If you have a specific problem with your exported game, you can expose the actual problem so it's more clear which kind of failure we'd have to deal with (which OS? Which platform?). It can be a complicated engine bug (release bugs are THE BEST), or it could be a simple script issue like using wrong file paths. For example, it's a common mistake to load files in
res:// which works in editor, but have it fail after export because such file can have been stripped by the export (that's the case of PNG files imported as textures).
There is also something more involved you can try: as mentionned, by default a
release engine version is packaged. But it's possible to package a
debug version instead, as visible in the
Export window options.
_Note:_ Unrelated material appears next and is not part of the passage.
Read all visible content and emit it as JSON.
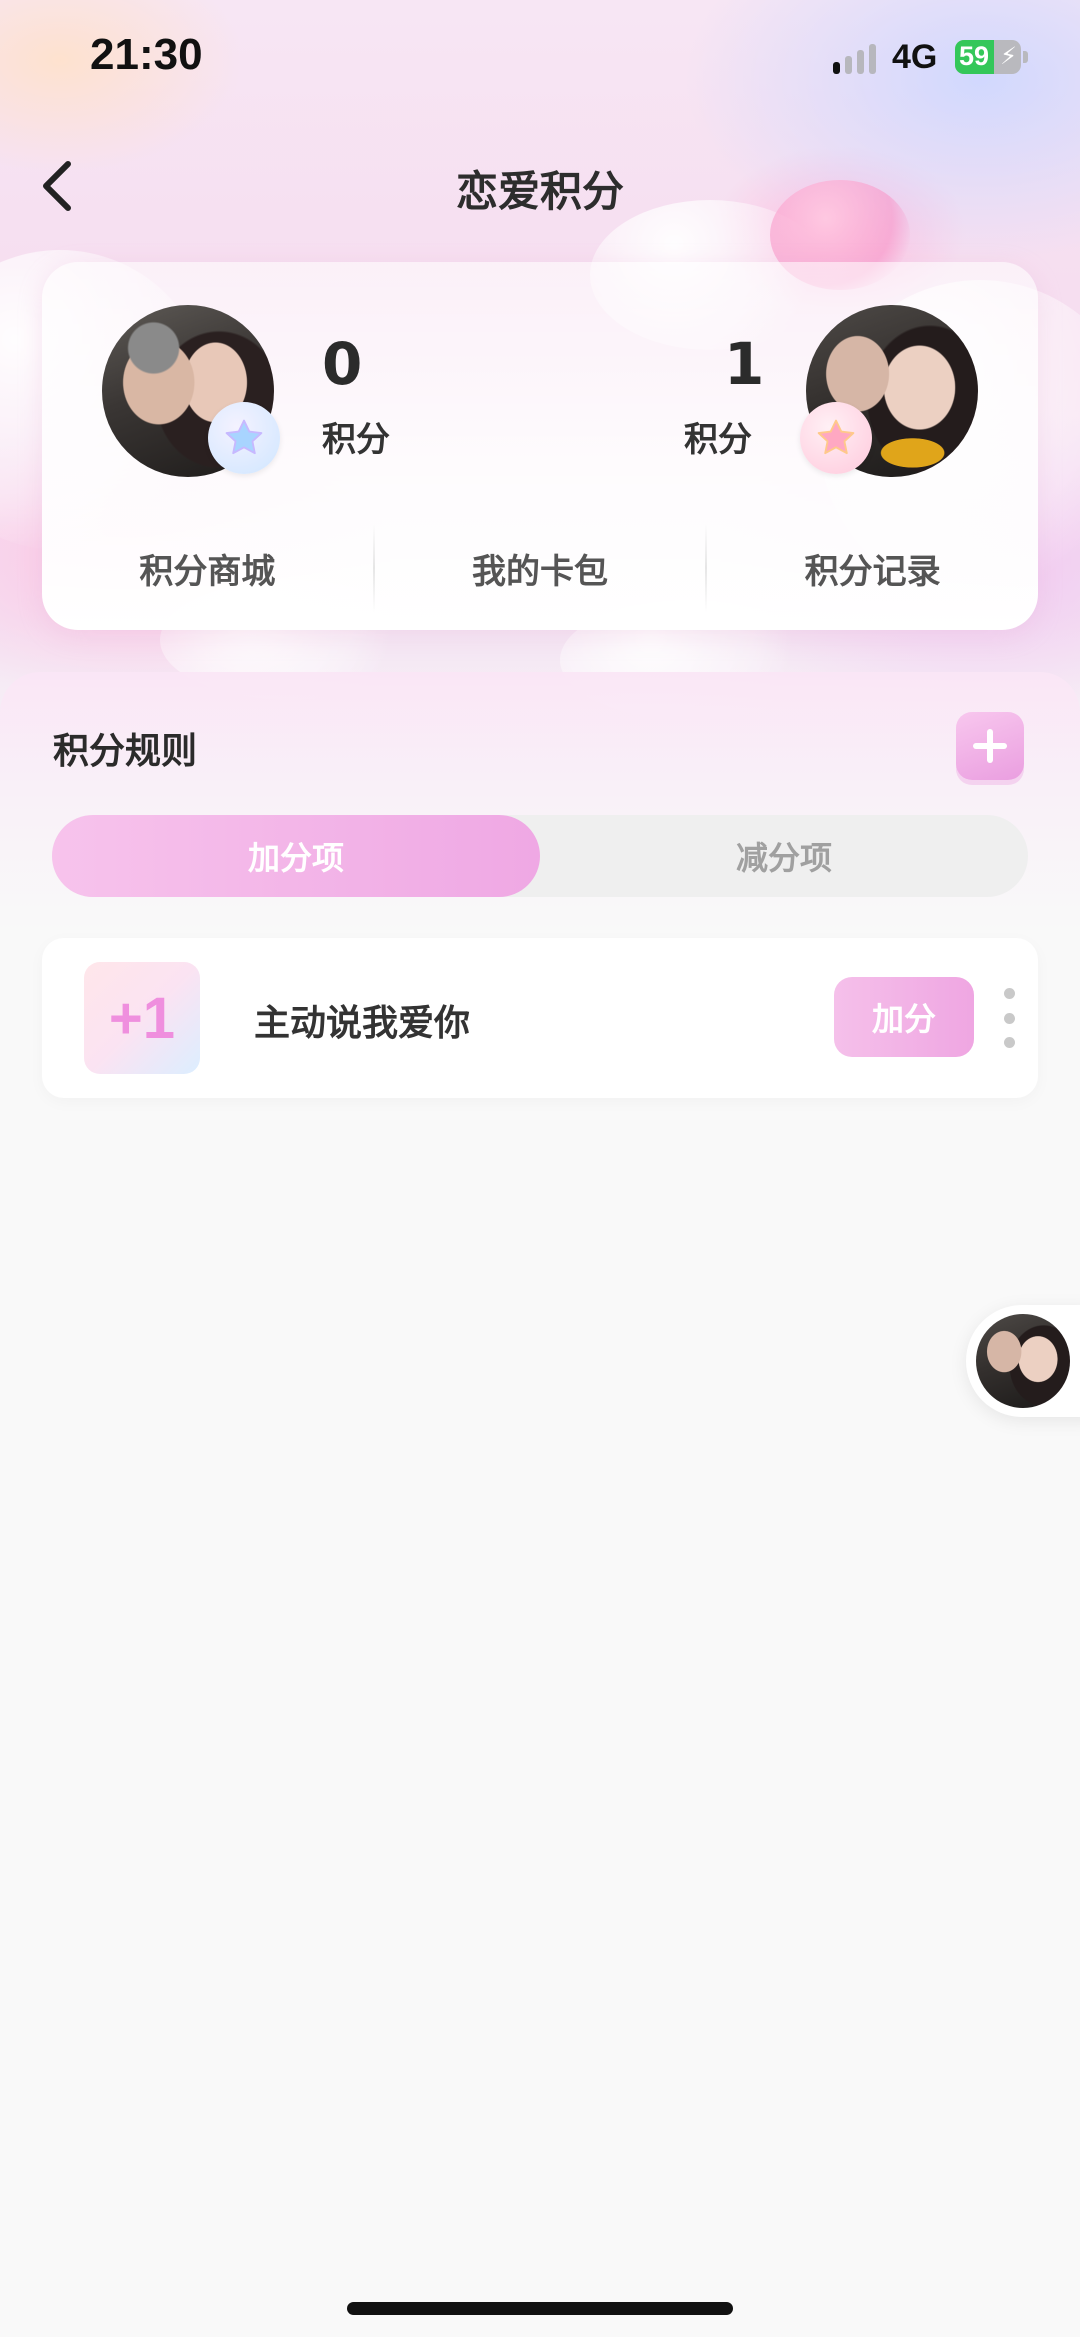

This requires you to build the engine yourself in debug mode. The documentation has a section describing extensively how to get the source code and compile it: https://docs.godotengine.org/en/stable/development/compiling/index.html
Doing this would then allow you to attach a C++ debugger to your running game and see what's going on.
I've never done that myself with an export template but I know it's a possible option.
One last thing I'm thinking, but I'm not sure about:
If you export your game as
PCK, you get
.pck and an executable file. That executable is actually the engine itself. You could try deleting it, and replacing it with the executable of the editor itself. Then, from a system console, run it with the
-d option to run the game with the command line debugger. I have no idea if that works tho.